According to a recent Edmunds.com study, through the first three-quarters of 2016 an astounding 32% of all trade-ins toward the purchase of a new vehicle were underwater (negative equity). Edmunds, the leading car information and shopping network, reports that this is a record number. The 32% figure eclipses last year’s 30% number … and more shocking still, those upside down on their trade had an average of $4,832 negative equity at the time of their trade-in!
By trading their used vehicles in for new ones earlier in the cycle (hence, the underwater trade-in), Edmunds says customers don’t seem to mind a financial hit in order to get into a new car.

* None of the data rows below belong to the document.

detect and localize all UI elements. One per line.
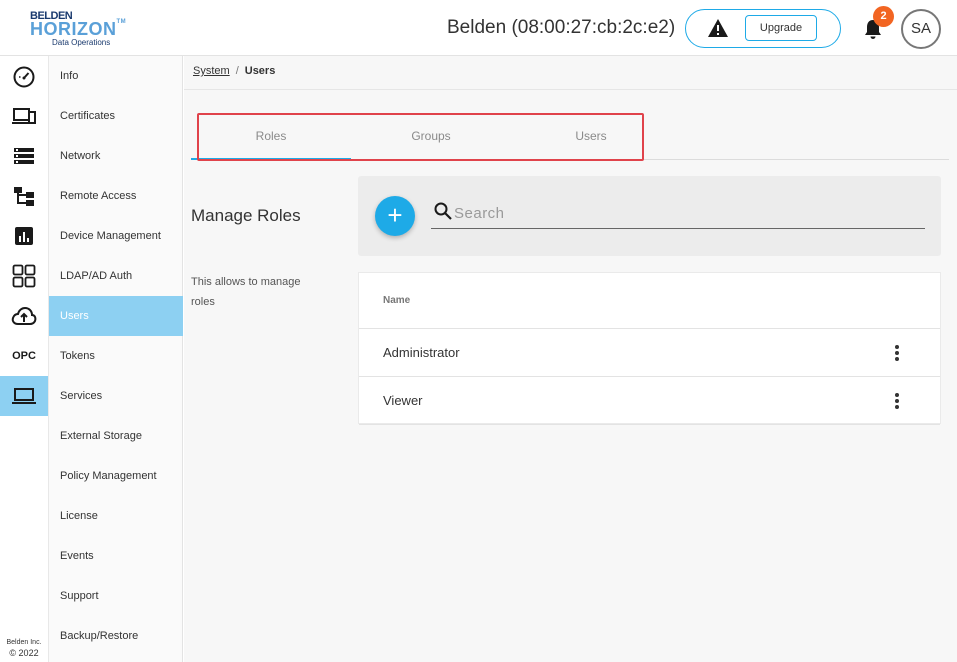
notification-badge: 2 xyxy=(873,6,894,27)
rail-footer: Belden Inc. © 2022 xyxy=(0,637,48,659)
subnav-item-policy-management[interactable]: Policy Management xyxy=(49,456,183,496)
search-icon xyxy=(434,202,452,220)
logo-trademark: TM xyxy=(116,19,127,25)
system-subnav: Info Certificates Network Remote Access … xyxy=(49,56,183,662)
cloud-upload-icon xyxy=(11,306,37,325)
tab-users[interactable]: Users xyxy=(511,120,671,160)
page-description: This allows to manage roles xyxy=(191,276,301,308)
tab-bar: Roles Groups Users xyxy=(191,120,949,160)
subnav-item-remote-access[interactable]: Remote Access xyxy=(49,176,183,216)
subnav-item-tokens[interactable]: Tokens xyxy=(49,336,183,376)
breadcrumb-system-link[interactable]: System xyxy=(193,65,230,77)
column-header-name[interactable]: Name xyxy=(383,295,410,306)
rail-hierarchy[interactable] xyxy=(0,176,48,216)
role-name: Administrator xyxy=(383,345,460,360)
more-vert-icon[interactable] xyxy=(892,343,902,363)
rail-devices[interactable] xyxy=(0,96,48,136)
table-header: Name xyxy=(359,273,940,329)
logo-line3: Data Operations xyxy=(52,38,111,47)
role-name: Viewer xyxy=(383,393,423,408)
search-input[interactable] xyxy=(454,202,919,224)
logo-horizon-text: HORIZON xyxy=(30,19,117,39)
chart-icon xyxy=(15,227,33,245)
subnav-item-info[interactable]: Info xyxy=(49,56,183,96)
opc-icon: OPC xyxy=(12,350,36,362)
subnav-item-license[interactable]: License xyxy=(49,496,183,536)
apps-grid-icon xyxy=(12,264,36,288)
breadcrumb-separator: / xyxy=(235,65,239,77)
add-role-button[interactable]: + xyxy=(375,196,415,236)
rail-dashboard[interactable] xyxy=(0,56,48,96)
breadcrumb: System / Users xyxy=(193,65,275,77)
subnav-item-device-management[interactable]: Device Management xyxy=(49,216,183,256)
tab-roles[interactable]: Roles xyxy=(191,120,351,160)
laptop-icon xyxy=(12,388,36,404)
more-vert-icon[interactable] xyxy=(892,391,902,411)
avatar[interactable]: SA xyxy=(901,9,941,49)
rail-chart[interactable] xyxy=(0,216,48,256)
breadcrumb-divider xyxy=(184,89,957,90)
dashboard-gauge-icon xyxy=(13,66,35,88)
company-name: Belden Inc. xyxy=(6,639,42,646)
warning-icon xyxy=(708,19,728,37)
subnav-item-external-storage[interactable]: External Storage xyxy=(49,416,183,456)
subnav-item-services[interactable]: Services xyxy=(49,376,183,416)
icon-rail: OPC Belden Inc. © 2022 xyxy=(0,56,49,662)
top-header: BELDEN HORIZONTM Data Operations Belden … xyxy=(0,0,957,56)
main-content: System / Users Roles Groups Users Manage R… xyxy=(184,56,957,662)
page-title: Manage Roles xyxy=(191,206,301,225)
subnav-item-ldap-ad-auth[interactable]: LDAP/AD Auth xyxy=(49,256,183,296)
rail-opc[interactable]: OPC xyxy=(0,336,48,376)
list-icon xyxy=(14,148,34,164)
copyright: © 2022 xyxy=(9,648,39,658)
device-name: Belden (08:00:27:cb:2c:e2) xyxy=(447,17,676,38)
rail-list[interactable] xyxy=(0,136,48,176)
subnav-item-users[interactable]: Users xyxy=(49,296,183,336)
subnav-item-network[interactable]: Network xyxy=(49,136,183,176)
roles-toolbar: + xyxy=(358,176,941,256)
subnav-item-backup-restore[interactable]: Backup/Restore xyxy=(49,616,183,656)
roles-table: Name Administrator Viewer xyxy=(358,272,941,425)
rail-system[interactable] xyxy=(0,376,48,416)
table-row[interactable]: Viewer xyxy=(359,377,940,425)
subnav-item-events[interactable]: Events xyxy=(49,536,183,576)
breadcrumb-current: Users xyxy=(244,65,276,77)
upgrade-banner: Upgrade xyxy=(685,9,841,48)
belden-horizon-logo[interactable]: BELDEN HORIZONTM Data Operations xyxy=(30,8,126,50)
devices-icon xyxy=(12,108,36,124)
subnav-item-support[interactable]: Support xyxy=(49,576,183,616)
search-field xyxy=(431,200,925,229)
table-row[interactable]: Administrator xyxy=(359,329,940,377)
tab-groups[interactable]: Groups xyxy=(351,120,511,160)
upgrade-button[interactable]: Upgrade xyxy=(745,15,817,41)
hierarchy-icon xyxy=(14,187,34,206)
rail-cloud[interactable] xyxy=(0,296,48,336)
rail-apps[interactable] xyxy=(0,256,48,296)
subnav-item-certificates[interactable]: Certificates xyxy=(49,96,183,136)
logo-line2: HORIZONTM xyxy=(30,19,126,40)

They also state that people like this should consider a lease, where their payments would be lower (average of $428 per month versus $505 in a purchase) and it’ easier (and less financially painful in many circumstances) to make the switch every few years.
Underwater on Used Cars, too
Further, the underwater trend is not limited to new-car purchases. Edmunds data shows record negative equity on pre-owned car buys, too. A whopping 25% of all trade-ins toward a used-car purchase in the third quarter had negative equity – an average of $3,635 at the time of their trade.
When you remember that many customers are mostly concerned with their down payments and monthly payments – and that you have special finance opportunities available for customers such as these – their situation is not impossible to overcome. Put them in a vehicle that satisfies all their needs and wants, and they will appreciate you and return to your dealership in the future.